Nous ne pouvons pas, en effet, exiger un comportement citoyen des plus jeunes lorsque leurs parents sont exclus de la citoyenneté.

Pour conclure, je rappellerai que la construction de la citoyenneté mais aussi de l'identité européenne passe par le droit de vote, notamment par le droit de vote pour les résidents de l'Union européenne.

Il est temps que la France, à l'instar d'autres pays d'Europe, accomplisse cet élargissement du corps électoral, condition sine qua non de la modernisation de notre démocratie.

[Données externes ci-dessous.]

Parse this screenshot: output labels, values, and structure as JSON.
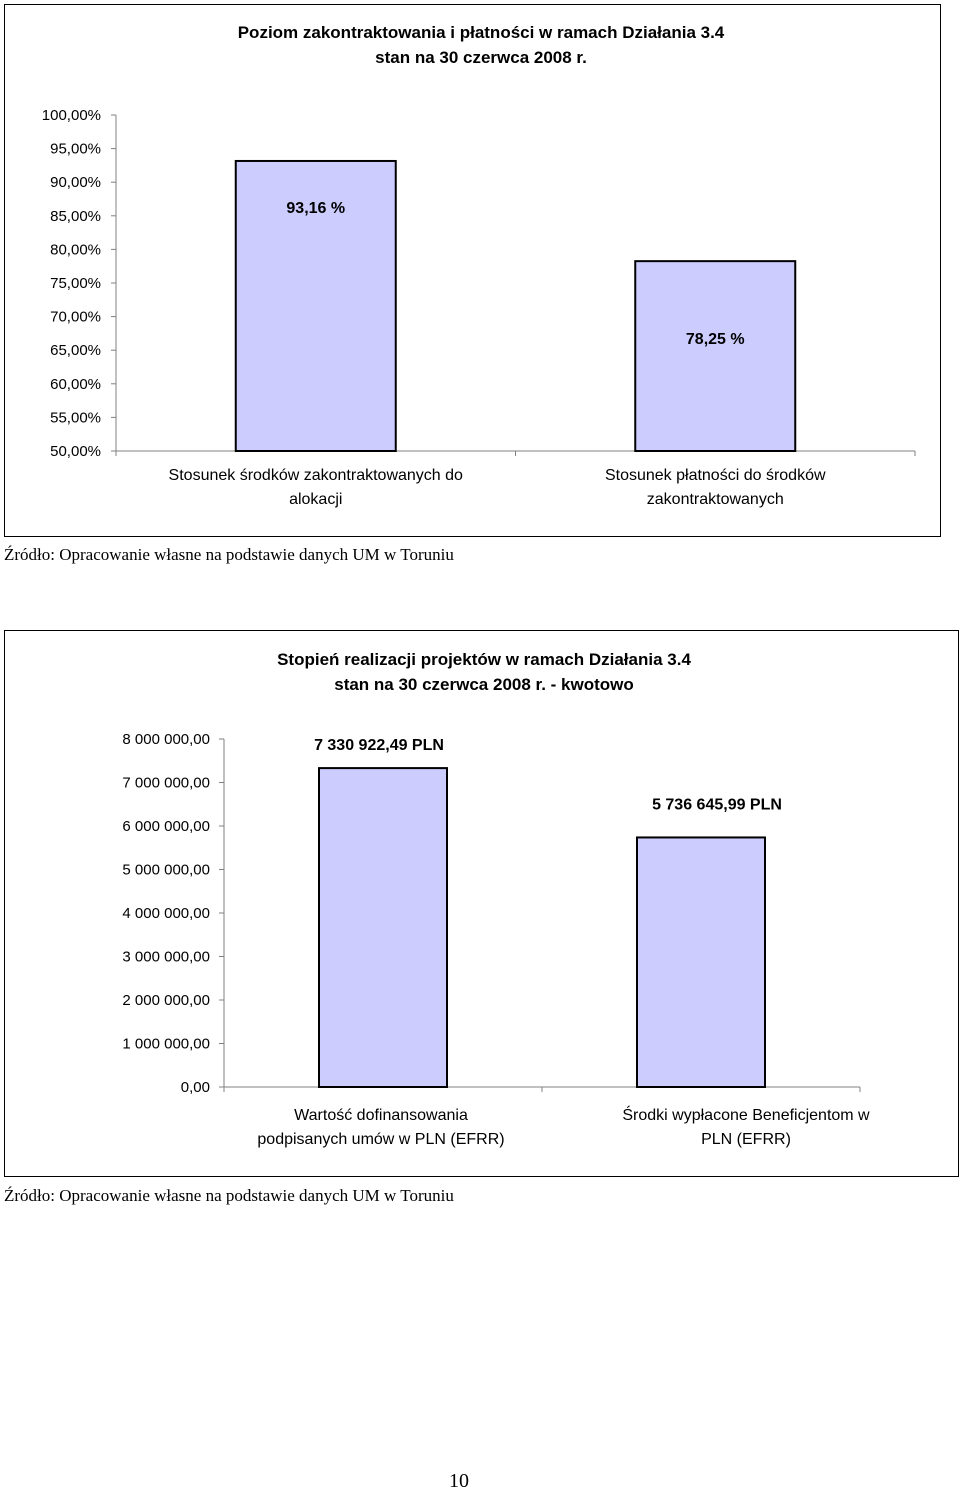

Monsieur le garde des sceaux, alors que de nombreuses personnalités au sein même de votre famille politique se sont déclarées en faveur de ce droit de vote, nous pourrions peut-être aujourd'hui nous engager un peu plus avant.

D'ailleurs, face aux défis que lancent la révolte des banlieues, s'insurgeant contre les discriminations et les exclusions, y compris politiques, ainsi que les mouvements appelant à un vrai débat sur la mémoire, nous devrions cesser de reléguer la question de l'élargissement du corps électoral au rang de gadget électoral pour en faire une vraie question du droit, notamment des droits politiques.

N'oubliez pas qu'il s'agit non seulement d'un droit fondamental, mais aussi d'une arme efficace qui permettrait de lutter contre le racisme et de répondre à une urgence démocratique.